Hurricane Sandy was the deadliest storm of tropical origin to strike the states outside the South since Agnes in 1972. It also made landfall near Brigantine, several miles north of where forecasters said the day of the storm.

The National Hurricane Center’s final report about Sandy's meteorological and physical effects, released Tuesday, also noted that Sandy briefly strengthened to a Category 2 hurricane about 12 hours prior to landfall the evening of Oct. 29. However, the storm transitioned from a hurricane to a northeaster about one hour before landfall as it interacted with the cold air and atmospheric conditions near New Jersey, the report said.

This transition, however, did not have an impact on the record storm surge that reached more than 5 feet in Atlantic City and Cape May, and reached up to 9 feet in New York City, the report said.

States along the entire eastern seaboard, from Florida to Maine, experienced some level of storm surge, with New Jersey, New York and Connecticut seeing the highest water level. The surge sent up to 5 feet of water into the Hudson River all the way to Albany, or more than 100 miles inland, the report found.

Storm surge is the amount of water on top of a normal tide. The report noted that barrier islands, including Long Beach Island, were almost completely inundated in areas. High water marks 5 feet above ground level were found in Tuckerton and Long Beach Island, with inundation marks found 2 to 4 feet above ground level near Atlantic City and Cape May.

"I guess in some ways that was fortunate for us because we were not on the north side of the storm where more damage occurred," Brigantine Mayor Phil Guenther said after learning his town had been the point where Sandy came ashore. "Certainly when the eye passed over for those of us in town at that point, it was calm and very eerie, until the back side of the storm came."

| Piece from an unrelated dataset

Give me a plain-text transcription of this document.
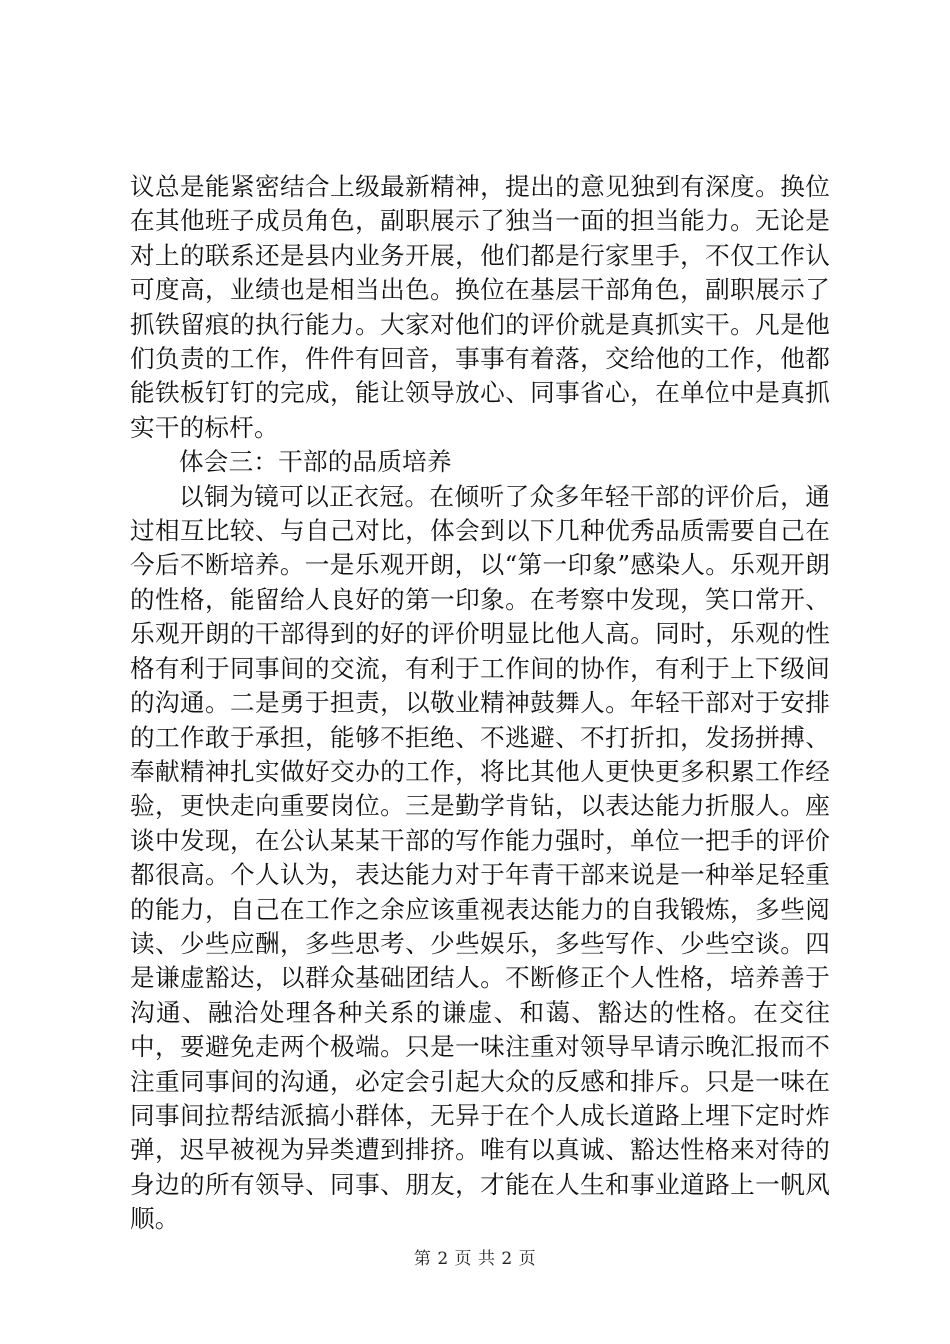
议总是能紧密结合上级最新精神，提出的意见独到有深度。换位在其他班子成员角色，副职展示了独当一面的担当能力。无论是对上的联系还是县内业务开展，他们都是行家里手，不仅工作认可度高，业绩也是相当出色。换位在基层干部角色，副职展示了抓铁留痕的执行能力。大家对他们的评价就是真抓实干。凡是他们负责的工作，件件有回音，事事有着落，交给他的工作，他都能铁板钉钉的完成，能让领导放心、同事省心，在单位中是真抓实干的标杆。

体会三：干部的品质培养

以铜为镜可以正衣冠。在倾听了众多年轻干部的评价后，通过相互比较、与自己对比，体会到以下几种优秀品质需要自己在今后不断培养。一是乐观开朗，以“第一印象”感染人。乐观开朗的性格，能留给人良好的第一印象。在考察中发现，笑口常开、乐观开朗的干部得到的好的评价明显比他人高。同时，乐观的性格有利于同事间的交流，有利于工作间的协作，有利于上下级间的沟通。二是勇于担责，以敬业精神鼓舞人。年轻干部对于安排的工作敢于承担，能够不拒绝、不逃避、不打折扣，发扬拼搏、奉献精神扎实做好交办的工作，将比其他人更快更多积累工作经验，更快走向重要岗位。三是勤学肯钻，以表达能力折服人。座谈中发现，在公认某某干部的写作能力强时，单位一把手的评价都很高。个人认为，表达能力对于年青干部来说是一种举足轻重的能力，自己在工作之余应该重视表达能力的自我锻炼，多些阅读、少些应酬，多些思考、少些娱乐，多些写作、少些空谈。四是谦虚豁达，以群众基础团结人。不断修正个人性格，培养善于沟通、融洽处理各种关系的谦虚、和蔼、豁达的性格。在交往中，要避免走两个极端。只是一味注重对领导早请示晚汇报而不注重同事间的沟通，必定会引起大众的反感和排斥。只是一味在同事间拉帮结派搞小群体，无异于在个人成长道路上埋下定时炸弹，迟早被视为异类遭到排挤。唯有以真诚、豁达性格来对待的身边的所有领导、同事、朋友，才能在人生和事业道路上一帆风顺。

第 2 页 共 2 页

Winds at landfall were recorded at 70 knots, or 80 mph, above minimum hurricane status, the report said. When Sandy made landfall, the storm's minimum barometric pressure recorded at the National Ocean Service buoy on Steel Pier was 945 millibars, or the lowest pressure ever recorded north of North Carolina. This pressure is one of the causes of Sandy's destructive storm surge, coastal scientists have said.

The hurricane center's analysis of the storm also found that sustained hurricane-force winds, defined as at least 74 mph, occurred in New Jersey, but likely after the storm had transitioned into a northeaster.

Of the 72 deaths in the U.S. attributed to Sandy, 41 were from the storm surge, the report said. At least another 87 deaths were indirectly linked to the storm, including 50 related to the extended power outages. The causes of those deaths included hypothermia, falls and carbon monoxide poisoning, the report stated.

At least 650,000 houses were damaged or destroyed by Sandy. In New Jersey, 346,000 housing units were damaged or destroyed, with 22,000 of those uninhabitable. Nearly 19,000 businesses each had damage worth at least $250,000. Repairs to utility lines statewide are expected to cost about $1 billion and repairs to damaged water and sewer infrastructure will cost about $3 billion, the report said.

Sandy also will rank as the second costliest disaster in the nation's history, with a current damage estimate of about $50 billion. If inflation, property valuation and other equalizing factors are considered, the storm will rank as the sixth costliest disaster, the report stated.

National Hurricane Center forecasters had said the day of the storm that Sandy made landfall about 3 miles south of Atlantic City. It is not unusual for forecasters to alter the landfall location following the hurricane center's forensic report.